Computes \(P(K_J = k \mid \alpha)\) for \(k = 0, 1, \ldots, J\) using the Antoniak distribution derived from the Dirichlet process.
Arguments
- J
Integer; sample size (number of observations, must be >= 1).
- alpha
Numeric; DP concentration parameter (must be positive scalar).
- logS
Matrix; pre-computed log-Stirling matrix from
compute_log_stirling.- normalize
Logical; if
TRUE(default), use softmax normalization for numerical stability. IfFALSE, return raw exponentiated values.
Value
Numeric vector of length \(J+1\) containing
\(P(K_J = k \mid \alpha)\) for \(k = 0, 1, \ldots, J\).
Entry [1] corresponds to \(k=0\) and always equals 0.
The vector sums to 1 (when normalize = TRUE).
Details
The Antoniak distribution gives the exact PMF of the number of occupied clusters \(K_J\) in a Dirichlet process with concentration parameter \(\alpha\): $$P(K_J = k \mid \alpha) = |s(J,k)| \frac{\alpha^k}{(\alpha)_J}$$
where \(|s(J,k)|\) is the unsigned Stirling number of the first kind and \((\alpha)_J\) is the rising factorial.
Key properties:
\(P(K_J = 0) = 0\) always (at least one cluster exists)
\(P(K_J = J) > 0\) for all \(\alpha > 0\)
As \(\alpha \to 0^+\), mass concentrates on \(K_J = 1\)

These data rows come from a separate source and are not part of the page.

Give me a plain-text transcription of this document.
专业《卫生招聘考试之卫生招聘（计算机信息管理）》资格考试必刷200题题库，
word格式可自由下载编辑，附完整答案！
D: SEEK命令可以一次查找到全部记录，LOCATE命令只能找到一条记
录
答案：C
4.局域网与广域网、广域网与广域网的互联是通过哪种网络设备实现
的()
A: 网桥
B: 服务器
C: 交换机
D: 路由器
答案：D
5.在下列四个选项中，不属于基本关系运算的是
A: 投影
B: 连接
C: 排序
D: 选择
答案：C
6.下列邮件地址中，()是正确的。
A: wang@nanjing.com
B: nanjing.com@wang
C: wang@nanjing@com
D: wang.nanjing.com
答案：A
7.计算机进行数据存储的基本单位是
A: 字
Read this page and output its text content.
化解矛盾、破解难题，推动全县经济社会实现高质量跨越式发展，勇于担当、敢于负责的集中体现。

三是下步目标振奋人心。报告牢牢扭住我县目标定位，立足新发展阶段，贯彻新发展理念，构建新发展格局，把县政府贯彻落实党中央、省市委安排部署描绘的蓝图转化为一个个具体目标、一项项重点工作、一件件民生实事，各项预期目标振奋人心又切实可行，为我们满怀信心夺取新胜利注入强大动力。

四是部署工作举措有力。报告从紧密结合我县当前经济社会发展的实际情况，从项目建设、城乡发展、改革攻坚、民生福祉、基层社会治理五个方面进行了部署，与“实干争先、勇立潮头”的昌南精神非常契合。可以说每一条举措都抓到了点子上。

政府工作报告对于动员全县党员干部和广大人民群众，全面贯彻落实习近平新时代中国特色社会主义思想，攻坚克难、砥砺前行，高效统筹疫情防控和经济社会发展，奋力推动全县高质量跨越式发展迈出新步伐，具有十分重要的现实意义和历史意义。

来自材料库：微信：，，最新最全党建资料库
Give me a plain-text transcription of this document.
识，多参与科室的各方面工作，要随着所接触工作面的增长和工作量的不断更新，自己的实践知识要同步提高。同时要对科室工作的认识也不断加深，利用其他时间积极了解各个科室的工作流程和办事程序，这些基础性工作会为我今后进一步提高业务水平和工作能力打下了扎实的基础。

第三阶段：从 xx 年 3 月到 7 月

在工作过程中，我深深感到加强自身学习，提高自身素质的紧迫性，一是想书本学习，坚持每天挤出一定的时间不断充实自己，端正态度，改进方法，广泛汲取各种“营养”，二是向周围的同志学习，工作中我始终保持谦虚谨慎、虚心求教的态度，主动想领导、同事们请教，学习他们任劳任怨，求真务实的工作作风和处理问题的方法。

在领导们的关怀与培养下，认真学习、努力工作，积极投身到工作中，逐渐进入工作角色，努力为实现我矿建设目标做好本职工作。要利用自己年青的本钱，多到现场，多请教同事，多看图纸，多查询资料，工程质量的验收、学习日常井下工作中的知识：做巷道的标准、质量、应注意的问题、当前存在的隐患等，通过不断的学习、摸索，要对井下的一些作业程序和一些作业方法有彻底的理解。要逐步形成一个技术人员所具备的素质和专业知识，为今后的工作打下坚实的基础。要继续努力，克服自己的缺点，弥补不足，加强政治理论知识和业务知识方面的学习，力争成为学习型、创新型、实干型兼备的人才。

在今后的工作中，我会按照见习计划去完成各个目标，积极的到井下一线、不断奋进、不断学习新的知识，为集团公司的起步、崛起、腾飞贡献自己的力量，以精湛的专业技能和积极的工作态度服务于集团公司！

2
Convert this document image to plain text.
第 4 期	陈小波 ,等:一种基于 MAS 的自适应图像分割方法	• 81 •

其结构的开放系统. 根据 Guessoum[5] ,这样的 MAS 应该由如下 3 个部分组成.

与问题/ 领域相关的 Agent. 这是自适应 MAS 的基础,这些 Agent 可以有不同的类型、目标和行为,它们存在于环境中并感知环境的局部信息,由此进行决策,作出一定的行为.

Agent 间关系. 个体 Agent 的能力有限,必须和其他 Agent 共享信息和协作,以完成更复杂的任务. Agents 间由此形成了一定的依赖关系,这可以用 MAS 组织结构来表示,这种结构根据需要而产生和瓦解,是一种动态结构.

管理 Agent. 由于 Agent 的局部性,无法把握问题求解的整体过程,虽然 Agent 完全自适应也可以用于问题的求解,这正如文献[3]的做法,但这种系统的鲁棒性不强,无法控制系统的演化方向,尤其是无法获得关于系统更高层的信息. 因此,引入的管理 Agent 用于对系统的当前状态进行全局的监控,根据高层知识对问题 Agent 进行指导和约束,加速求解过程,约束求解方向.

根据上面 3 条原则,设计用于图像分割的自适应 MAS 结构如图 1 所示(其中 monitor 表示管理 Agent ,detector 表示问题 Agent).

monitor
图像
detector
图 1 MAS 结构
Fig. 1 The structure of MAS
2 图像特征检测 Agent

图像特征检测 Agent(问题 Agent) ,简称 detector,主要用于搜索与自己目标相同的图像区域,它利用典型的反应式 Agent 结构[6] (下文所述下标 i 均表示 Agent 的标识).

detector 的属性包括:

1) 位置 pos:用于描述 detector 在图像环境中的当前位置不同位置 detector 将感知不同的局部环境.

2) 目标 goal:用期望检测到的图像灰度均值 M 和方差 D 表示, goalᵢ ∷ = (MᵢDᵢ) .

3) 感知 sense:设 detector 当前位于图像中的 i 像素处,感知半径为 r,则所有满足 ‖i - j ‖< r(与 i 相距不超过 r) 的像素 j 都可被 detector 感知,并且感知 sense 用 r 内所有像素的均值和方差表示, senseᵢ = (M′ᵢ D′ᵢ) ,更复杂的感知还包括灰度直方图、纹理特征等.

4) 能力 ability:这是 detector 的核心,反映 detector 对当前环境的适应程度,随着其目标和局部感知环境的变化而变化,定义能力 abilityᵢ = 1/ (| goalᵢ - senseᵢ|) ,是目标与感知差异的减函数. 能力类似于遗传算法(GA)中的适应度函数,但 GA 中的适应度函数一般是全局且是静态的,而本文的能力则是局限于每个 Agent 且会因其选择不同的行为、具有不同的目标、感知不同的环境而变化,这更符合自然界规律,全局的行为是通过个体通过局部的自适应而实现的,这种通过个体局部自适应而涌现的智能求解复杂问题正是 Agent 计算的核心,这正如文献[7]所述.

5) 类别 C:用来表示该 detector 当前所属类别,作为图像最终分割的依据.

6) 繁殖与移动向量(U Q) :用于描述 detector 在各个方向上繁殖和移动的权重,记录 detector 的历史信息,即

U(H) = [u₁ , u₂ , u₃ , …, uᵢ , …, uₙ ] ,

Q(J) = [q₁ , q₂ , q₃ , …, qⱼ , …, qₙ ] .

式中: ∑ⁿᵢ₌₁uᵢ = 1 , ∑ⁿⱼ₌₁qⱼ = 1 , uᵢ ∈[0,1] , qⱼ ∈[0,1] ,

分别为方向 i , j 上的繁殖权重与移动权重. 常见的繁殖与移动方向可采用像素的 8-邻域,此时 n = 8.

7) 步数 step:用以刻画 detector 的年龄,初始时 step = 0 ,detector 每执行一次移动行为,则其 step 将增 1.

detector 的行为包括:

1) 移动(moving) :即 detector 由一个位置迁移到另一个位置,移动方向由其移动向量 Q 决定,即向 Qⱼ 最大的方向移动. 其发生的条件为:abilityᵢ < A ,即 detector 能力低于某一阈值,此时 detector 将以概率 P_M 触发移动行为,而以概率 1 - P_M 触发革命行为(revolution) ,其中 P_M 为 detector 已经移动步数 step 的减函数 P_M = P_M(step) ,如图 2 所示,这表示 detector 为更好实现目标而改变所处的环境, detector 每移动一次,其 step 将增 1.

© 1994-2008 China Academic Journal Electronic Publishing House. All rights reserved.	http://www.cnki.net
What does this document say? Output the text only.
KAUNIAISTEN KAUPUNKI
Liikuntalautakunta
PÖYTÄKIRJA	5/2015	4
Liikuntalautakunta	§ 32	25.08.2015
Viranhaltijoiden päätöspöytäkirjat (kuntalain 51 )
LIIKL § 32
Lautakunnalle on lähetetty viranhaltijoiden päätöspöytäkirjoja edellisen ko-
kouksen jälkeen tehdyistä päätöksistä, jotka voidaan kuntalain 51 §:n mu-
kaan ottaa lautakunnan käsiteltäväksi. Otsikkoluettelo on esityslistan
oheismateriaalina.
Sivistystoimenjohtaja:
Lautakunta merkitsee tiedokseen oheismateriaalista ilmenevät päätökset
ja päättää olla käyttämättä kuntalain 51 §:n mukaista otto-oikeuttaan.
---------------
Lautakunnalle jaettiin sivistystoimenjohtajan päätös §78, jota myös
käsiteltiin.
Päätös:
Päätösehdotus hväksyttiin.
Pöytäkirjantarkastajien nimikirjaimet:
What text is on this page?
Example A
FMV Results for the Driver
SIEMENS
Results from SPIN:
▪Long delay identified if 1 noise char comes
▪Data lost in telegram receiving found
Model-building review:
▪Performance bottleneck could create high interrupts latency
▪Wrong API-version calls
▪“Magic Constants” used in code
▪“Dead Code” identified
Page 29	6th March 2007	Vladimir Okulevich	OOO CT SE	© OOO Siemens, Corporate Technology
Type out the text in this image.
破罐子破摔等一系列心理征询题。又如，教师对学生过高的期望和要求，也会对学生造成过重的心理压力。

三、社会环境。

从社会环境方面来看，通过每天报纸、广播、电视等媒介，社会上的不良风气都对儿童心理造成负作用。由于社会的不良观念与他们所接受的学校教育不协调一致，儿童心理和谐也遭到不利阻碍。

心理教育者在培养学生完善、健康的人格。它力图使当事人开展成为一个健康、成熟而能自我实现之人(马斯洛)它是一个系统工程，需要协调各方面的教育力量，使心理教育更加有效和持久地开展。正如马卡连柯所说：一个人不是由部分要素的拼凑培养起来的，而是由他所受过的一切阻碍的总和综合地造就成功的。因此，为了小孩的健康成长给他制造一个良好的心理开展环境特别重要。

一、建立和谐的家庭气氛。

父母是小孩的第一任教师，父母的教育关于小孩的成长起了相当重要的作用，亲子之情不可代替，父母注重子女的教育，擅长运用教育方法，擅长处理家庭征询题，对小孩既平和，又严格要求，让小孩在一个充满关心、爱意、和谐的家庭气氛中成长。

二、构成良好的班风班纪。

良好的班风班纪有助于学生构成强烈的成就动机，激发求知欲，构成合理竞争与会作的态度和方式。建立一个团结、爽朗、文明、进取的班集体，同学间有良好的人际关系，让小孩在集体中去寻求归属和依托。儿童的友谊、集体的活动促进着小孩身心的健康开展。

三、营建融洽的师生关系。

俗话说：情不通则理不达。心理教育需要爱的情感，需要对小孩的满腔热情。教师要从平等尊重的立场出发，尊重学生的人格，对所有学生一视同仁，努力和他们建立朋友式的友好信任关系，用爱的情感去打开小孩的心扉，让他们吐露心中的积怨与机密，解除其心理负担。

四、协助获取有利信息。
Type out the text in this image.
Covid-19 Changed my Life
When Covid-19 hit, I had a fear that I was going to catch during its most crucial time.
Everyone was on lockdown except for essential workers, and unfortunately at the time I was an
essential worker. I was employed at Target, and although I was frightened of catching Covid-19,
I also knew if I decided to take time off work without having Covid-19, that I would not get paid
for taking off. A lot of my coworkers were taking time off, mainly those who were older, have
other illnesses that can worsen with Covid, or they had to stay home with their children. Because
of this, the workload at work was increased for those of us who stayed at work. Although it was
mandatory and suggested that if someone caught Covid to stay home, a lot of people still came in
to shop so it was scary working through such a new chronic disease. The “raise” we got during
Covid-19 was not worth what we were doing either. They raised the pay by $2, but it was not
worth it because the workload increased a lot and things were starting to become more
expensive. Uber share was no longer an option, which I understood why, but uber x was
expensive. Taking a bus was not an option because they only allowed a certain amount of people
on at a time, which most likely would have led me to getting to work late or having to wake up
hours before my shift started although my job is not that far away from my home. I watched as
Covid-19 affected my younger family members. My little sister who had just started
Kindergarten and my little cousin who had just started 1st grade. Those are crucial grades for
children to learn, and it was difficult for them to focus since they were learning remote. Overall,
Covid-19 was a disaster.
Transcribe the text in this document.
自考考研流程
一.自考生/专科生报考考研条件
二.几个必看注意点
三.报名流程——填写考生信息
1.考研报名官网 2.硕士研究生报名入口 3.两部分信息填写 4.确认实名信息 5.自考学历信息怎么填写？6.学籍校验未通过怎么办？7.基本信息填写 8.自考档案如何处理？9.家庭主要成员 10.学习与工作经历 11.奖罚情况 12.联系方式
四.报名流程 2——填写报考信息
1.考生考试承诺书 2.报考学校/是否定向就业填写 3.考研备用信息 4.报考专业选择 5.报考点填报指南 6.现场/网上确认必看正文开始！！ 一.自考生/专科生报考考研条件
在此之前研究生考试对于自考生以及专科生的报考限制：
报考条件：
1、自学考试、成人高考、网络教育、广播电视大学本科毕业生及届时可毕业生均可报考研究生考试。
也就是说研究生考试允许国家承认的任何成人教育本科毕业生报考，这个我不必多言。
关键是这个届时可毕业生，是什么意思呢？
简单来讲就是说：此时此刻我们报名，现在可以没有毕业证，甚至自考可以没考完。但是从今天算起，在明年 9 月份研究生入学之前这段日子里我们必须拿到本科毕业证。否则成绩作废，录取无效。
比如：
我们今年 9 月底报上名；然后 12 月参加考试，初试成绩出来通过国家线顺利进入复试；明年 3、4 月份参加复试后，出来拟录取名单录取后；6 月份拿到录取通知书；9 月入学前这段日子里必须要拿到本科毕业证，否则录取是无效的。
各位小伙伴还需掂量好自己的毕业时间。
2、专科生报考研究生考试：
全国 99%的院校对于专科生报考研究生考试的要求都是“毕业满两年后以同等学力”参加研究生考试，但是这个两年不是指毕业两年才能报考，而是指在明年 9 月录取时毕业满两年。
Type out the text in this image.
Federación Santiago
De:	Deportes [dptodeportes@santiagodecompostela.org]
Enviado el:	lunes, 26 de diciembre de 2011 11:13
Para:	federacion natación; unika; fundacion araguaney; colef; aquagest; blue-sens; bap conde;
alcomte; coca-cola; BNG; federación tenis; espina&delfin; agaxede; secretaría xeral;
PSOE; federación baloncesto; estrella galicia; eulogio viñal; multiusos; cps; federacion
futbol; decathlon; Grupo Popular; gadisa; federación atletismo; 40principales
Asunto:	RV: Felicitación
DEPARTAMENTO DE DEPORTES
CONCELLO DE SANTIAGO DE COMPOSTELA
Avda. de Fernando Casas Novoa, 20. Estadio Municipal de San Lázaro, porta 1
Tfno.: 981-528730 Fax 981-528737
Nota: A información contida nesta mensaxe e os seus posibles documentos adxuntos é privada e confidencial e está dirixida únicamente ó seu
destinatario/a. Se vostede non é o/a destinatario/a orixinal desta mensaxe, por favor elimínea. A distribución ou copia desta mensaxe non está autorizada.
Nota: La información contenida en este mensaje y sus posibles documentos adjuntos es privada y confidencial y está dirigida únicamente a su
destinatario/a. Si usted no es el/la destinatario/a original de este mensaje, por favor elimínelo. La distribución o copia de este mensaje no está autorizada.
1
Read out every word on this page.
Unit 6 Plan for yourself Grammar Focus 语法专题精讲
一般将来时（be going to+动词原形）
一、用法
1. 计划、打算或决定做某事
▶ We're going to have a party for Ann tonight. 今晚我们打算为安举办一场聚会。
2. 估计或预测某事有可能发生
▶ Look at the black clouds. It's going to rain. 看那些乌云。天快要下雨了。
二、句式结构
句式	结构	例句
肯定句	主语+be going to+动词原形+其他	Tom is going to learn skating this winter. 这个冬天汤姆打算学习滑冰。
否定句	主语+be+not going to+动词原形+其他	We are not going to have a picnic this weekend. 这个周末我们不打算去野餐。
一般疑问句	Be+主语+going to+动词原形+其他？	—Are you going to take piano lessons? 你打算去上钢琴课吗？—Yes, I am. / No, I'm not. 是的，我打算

As \(\alpha \to \infty\), mass concentrates on \(K_J = J\)
Even though the Antoniak formula is theoretically normalized, converting
log-probabilities to the probability scale via exp() can underflow
for large J or extreme alpha. Setting normalize=TRUE
mitigates this by applying softmax() to the log-PMF.
References
Antoniak, C. E. (1974). Mixtures of Dirichlet Processes with Applications to Bayesian Nonparametric Problems. The Annals of Statistics, 2(6), 1152-1174.
See also
log_pmf_K_given_alpha for log-scale computation,
mode_K_given_alpha, cdf_K_given_alpha,
quantile_K_given_alpha
Examples
# Compute PMF for J=50, alpha=2
logS <- compute_log_stirling(50)
pmf <- pmf_K_given_alpha(50, 2.0, logS)
# Verify normalization
sum(pmf) # Should be 1
#> [1] 1
# Verify P(K=0) = 0
pmf[1] # Should be 0
#> [1] 0
# Most likely number of clusters (mode)
which.max(pmf) - 1 # Subtract 1 for 0-indexing
#> [1] 7
# Compare with moments
k_vals <- 0:50
mean_K <- sum(k_vals * pmf)
var_K <- sum(k_vals^2 * pmf) - mean_K^2
# These should match digamma formulas
mean_K_given_alpha(50, 2.0)
#> [1] 7.037626
var_K_given_alpha(50, 2.0)
#> [1] 4.535558